Hans Rausing Lecture 2015
Angela N. H. Creager: “‘EAT. DIE.’ The Domestication of Carcinogens in the 1980s”.
Abstract
In the two decades following the 1962 publication of Silent Spring, the US government sought to regulate environmental pollutants in the name of controlling human cancer. The development of short-term tests for mutagens promised an inexpensive, rapid way to identify carcinogens among the tens of thousands of chemicals on the market. However, by the 1980s, findings from these rapid, in vitro mutagenicity tests corroded these hopes. On the one hand, it turned out that some chemical carcinogens were not also mutagens, and thus escaped detection in these tests. On the other hand, many natural substances, such as compounds in foods and beverages—as well as products of normal metabolism—proved to be mutagenic. Related advances in understanding DNA damage led biologists increasingly to regard cancer as a byproduct of aging. A public anxious about the dangers of contaminating pesticides and food additives was confronted with the message that the natural components of the human diet were already carcinogenic. In turn, antiregulatory interests (especially chemical companies and conservative politicians) seized on the emerging complexities of controlling human exposures to mutagens to subvert environmental regulation.
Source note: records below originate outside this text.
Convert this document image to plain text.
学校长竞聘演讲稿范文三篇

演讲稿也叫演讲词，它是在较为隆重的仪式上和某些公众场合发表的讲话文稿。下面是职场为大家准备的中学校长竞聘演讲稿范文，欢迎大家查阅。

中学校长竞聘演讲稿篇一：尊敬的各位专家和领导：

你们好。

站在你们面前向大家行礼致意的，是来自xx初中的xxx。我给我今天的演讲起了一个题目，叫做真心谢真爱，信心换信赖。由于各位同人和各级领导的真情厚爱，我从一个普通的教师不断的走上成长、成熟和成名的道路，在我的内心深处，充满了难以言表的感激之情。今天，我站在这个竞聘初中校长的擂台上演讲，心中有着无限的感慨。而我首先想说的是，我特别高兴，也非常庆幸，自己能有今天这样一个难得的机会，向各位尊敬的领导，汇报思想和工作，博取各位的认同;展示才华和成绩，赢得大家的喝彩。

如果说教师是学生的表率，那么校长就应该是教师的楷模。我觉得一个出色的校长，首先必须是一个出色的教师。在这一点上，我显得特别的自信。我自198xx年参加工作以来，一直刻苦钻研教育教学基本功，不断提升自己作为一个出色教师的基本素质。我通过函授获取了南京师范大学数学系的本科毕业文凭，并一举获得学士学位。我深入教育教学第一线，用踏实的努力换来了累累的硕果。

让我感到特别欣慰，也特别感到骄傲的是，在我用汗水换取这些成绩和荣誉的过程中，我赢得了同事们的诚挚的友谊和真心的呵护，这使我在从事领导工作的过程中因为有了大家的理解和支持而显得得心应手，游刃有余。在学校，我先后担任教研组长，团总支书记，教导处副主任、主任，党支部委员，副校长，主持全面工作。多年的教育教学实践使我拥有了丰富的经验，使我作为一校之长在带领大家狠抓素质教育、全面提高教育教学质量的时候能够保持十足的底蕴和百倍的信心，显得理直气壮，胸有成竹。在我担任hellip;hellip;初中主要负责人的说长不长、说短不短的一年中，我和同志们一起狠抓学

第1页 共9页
This lecture attempts to offer a critical appraisal of the diet-cancer conundrum of the 1980s against the background of the emerging field of genetic toxicology.
About the Lecturer
Angela N. H. Creager is the Thomas M. Siebel Professor in the History of Science at Princeton University and the author of The Life of a Virus: Tobacco Mosaic Virus as an Experimental Model, 1930–1965 and Life Atomic: A History of Radioisotopes in Science and Medicine, both published by the University of Chicago Press. Her recent research focuses on the history of environmental health and regulation. She is currently President of the History of Science Society.